A Question of Geography
I promised a few weeks ago that I'd write more about the Davidson Fellows, the decorated group of 17 young men and women who will be awarded $10,000-$50,000 scholarships in Washington DC in late September. I still hope to connect individually with some of them in the next few weeks, but in the meantime, hunting through the $50,000 winners' bios, I noticed an interesting theme.
Raw talent can happen anywhere. But geography plays an important role in turning that talent into achievement.
I noted, for instance, that Davidson Fellow Laureate Katherine Orazem, a young writer, comes from Ames, Iowa. This is a small Iowa town, but not just any small Iowa town. It's also the home of Iowa State University. University communities have certain features that make them more welcoming for gifted young people than other places. For starters, professors at major research universities are smart people who often have smart kids. Having a concentration of smart kids increases the chances that the school district will choose to cluster and challenge them. That doesn't happen everywhere, as I've often written about my home of South Bend, IN (home to the University of Notre Dame and some awful secondary schools). But the odds are on your side.
In addition, the universities themselves offer resources that curious kids can take advantage of. You can audit classes (or enroll for credit). You can find mentors in the form of graduate students and professors. If your talents lie in scientific pursuits, you can possibly gain access to lab equipment that no secondary school will ever be able to purchase.
You don't have to live in a university town to succeed, of course. There are tales of previous Davidson Fellows traveling multiple hours several times per week to do lab work at far away universities. This requires parents who are particularly motivated to commute, or who have the time to do so. This is extremely tough to pull off in a two-income family, which is why it's easier to live in a university town in the first place.
So Yale Fan, winner of a $50,000 prize for technology, lives in Beaverton, Oregon (close enough to Portland State University to do research there). Alexandra Courtis, another young scientist, is from Davis, California. Madhavi Gavini, whose work combines medicine and science, is from Starkville, Mississippi, home of Mississippi State University.

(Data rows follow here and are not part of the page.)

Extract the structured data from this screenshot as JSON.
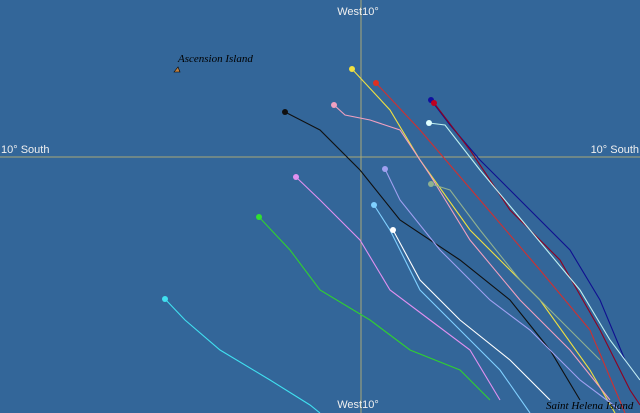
{
  "grid_labels": {
    "top_meridian": "West10°",
    "bottom_meridian": "West10°",
    "left_parallel": "10° South",
    "right_parallel": "10° South"
  },
  "places": [
    {
      "name": "Ascension Island"
    },
    {
      "name": "Saint Helena Island"
    }
  ]
}
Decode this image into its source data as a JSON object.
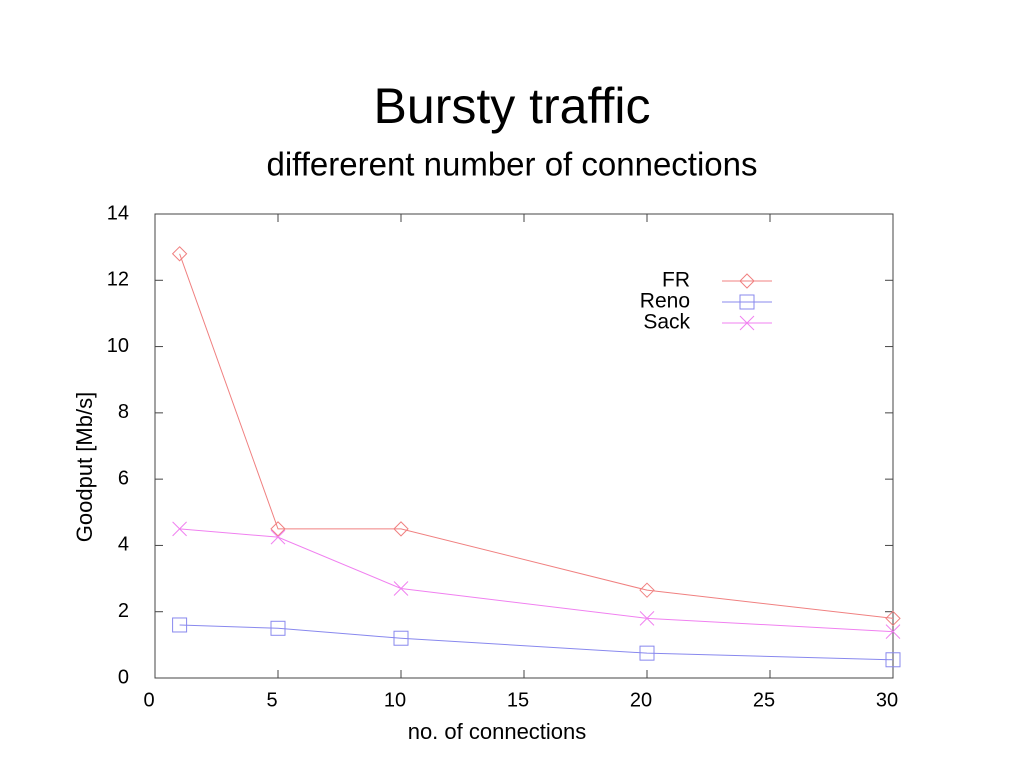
{
  "chart_data": {
    "type": "line",
    "title": "Bursty traffic",
    "subtitle": "differerent number of connections",
    "x_label": "no. of connections",
    "y_label": "Goodput [Mb/s]",
    "x": [
      1,
      5,
      10,
      20,
      30
    ],
    "series": [
      {
        "name": "FR",
        "color": "#f08080",
        "marker": "diamond",
        "values": [
          12.8,
          4.5,
          4.5,
          2.65,
          1.8
        ]
      },
      {
        "name": "Reno",
        "color": "#8888ee",
        "marker": "square",
        "values": [
          1.6,
          1.5,
          1.2,
          0.75,
          0.55
        ]
      },
      {
        "name": "Sack",
        "color": "#f080f0",
        "marker": "cross",
        "values": [
          4.5,
          4.25,
          2.7,
          1.8,
          1.4
        ]
      }
    ],
    "xlim": [
      0,
      30
    ],
    "xticks": [
      0,
      5,
      10,
      15,
      20,
      25,
      30
    ],
    "ylim": [
      0,
      14
    ],
    "yticks": [
      0,
      2,
      4,
      6,
      8,
      10,
      12,
      14
    ],
    "legend": "top-right"
  }
}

The lone musician of the group, Todd Kramer, lives in Port Jefferson, NY, which is on Long Island. While Port Jefferson is not a university town, it is the final stop on a branch line of the Long Island Railroad. I don't know if Kramer took the train or his parents drove him into Manhattan, but Penn Station is just a 5-10 minute subway ride south of the Juilliard school, where he studied.
In other words, geography matters. A child with much musical potential born in rural West Virginia will have a difficult time finding teachers and mentors to nurture that talent. While we all love the story of a diamond in the rough, even these gems must be cut and polished in order to shine. Some locations do a much better job of cutting and polishing than others.
I'm not sure what is to be done about this. If all teachers were trained in identifying gifted children, and all schools had partnerships with the nearest major universities, and all states had residential schools for gifted high schoolers, maybe geography wouldn't be so crucial. But for now, it is.